Artikel 3. Inhoud eindtoets

De eindtoets meet welk eindniveau de leerling heeft behaald ten opzichte van de referentieniveaus, bedoeld in artikel 2, tweede lid, aanhef en onderdeel a en b, van de Wet referentieniveaus Nederlandse taal en rekenen. Daarbij worden ten minste de domeinen als bedoeld in Bijlage 1 en Bijlage 2 van het Besluit referentieniveaus Nederlandse taal en rekenen, met uitzondering van de domeinen Mondelinge Taalvaardigheid en Schrijven, genoemd in Bijlage 1 van het Besluit referentieniveaus Nederlandse taal en rekenen, getoetst.
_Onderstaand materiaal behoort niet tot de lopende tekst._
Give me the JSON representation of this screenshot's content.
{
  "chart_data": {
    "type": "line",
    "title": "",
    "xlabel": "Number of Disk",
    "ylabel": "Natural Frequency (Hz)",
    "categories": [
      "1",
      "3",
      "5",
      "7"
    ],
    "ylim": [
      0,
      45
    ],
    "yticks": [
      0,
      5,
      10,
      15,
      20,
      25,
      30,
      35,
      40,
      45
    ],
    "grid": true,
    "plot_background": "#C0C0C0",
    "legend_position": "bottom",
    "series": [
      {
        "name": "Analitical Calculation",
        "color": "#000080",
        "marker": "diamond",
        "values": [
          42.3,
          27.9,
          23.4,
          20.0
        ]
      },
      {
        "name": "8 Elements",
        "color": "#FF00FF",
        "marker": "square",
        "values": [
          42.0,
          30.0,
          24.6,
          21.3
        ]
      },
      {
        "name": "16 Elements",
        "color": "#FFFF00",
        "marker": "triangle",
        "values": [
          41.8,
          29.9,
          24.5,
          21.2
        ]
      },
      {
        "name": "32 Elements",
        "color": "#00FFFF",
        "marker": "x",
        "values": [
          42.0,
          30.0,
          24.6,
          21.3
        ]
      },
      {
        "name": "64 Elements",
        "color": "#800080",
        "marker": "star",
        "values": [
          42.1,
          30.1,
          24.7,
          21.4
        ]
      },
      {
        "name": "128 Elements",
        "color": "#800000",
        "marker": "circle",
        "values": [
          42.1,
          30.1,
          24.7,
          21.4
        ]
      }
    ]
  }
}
Artikel 4. Kenmerken eindtoets

Onverminderd artikel 9b van de Wet op het primair onderwijs of artikel 18b van de Wet op de expertisecentra, voldoet een eindtoets aan de volgende kenmerken:

  • a. de eindtoets leidt, op basis van het door een leerling behaalde resultaat, tot een eenduidig advies omtrent het te volgen vervolgonderwijs en hanteert daarbij categorieën van schoolsoorten of leerwegen in het voortgezet onderwijs die gelijkluidend zijn aan de gehanteerde categorieën in andere eindtoetsen,

  • b. de toets is inhoudelijk valide, betrouwbaar en heeft een deugdelijke normering,

  • c. de inhoud is gebaseerd op de bij regeling vastgestelde toetswijzer, bedoeld in artikel 3a, eerste lid, onderdeel e, van de Wet College voor toetsen en examens,

  • d. de eindtoetsen bevatten een gezamenlijke set aan opgaven Nederlandse taal en rekenen en wiskunde, die zodanig van omvang is dat daarmee de onderlinge vergelijkbaarheid van de eindtoetsen is geborgd,

  • e. de opgaven over Nederlandse taal en rekenen en wiskunde worden jaarlijks ververst, behoudens dat deel van de gezamenlijke set aan opgaven, bedoeld in onderdeel d, dat noodzakelijk is om de resultaten van de eindtoetsen over de jaren heen te vergelijken,

  • f. het toetsresultaat maakt het eindniveau van de leerling ten opzichte van de referentieniveaus, bedoeld in artikel 3, inzichtelijk,

  • g. de toets is geschikt voor alle leerlingen met uitzondering van de leerlingen bedoeld in artikel 9b, vierde lid, van de Wet op het primair onderwijs en artikel 18b, vierde lid, van de Wet op de expertisecentra,

  • h. de toets biedt de inspectie voldoende basis voor een oordeel over de leerresultaten, bedoeld in artikel 10a van de Wet op het primair onderwijs of artikel 19a van de Wet op de expertisecentra,

  • i. het bij de eindtoets behorende toetsreglement bevat een regeling voor ten minste de in artikel 7 genoemde onderwerpen, en

  • j. de inhoud van de toets wordt verantwoord in een handleiding die een beschrijving van de gemaakte keuzes voor de te toetsen domeinen en de daarbij passende afnamevorm bevat.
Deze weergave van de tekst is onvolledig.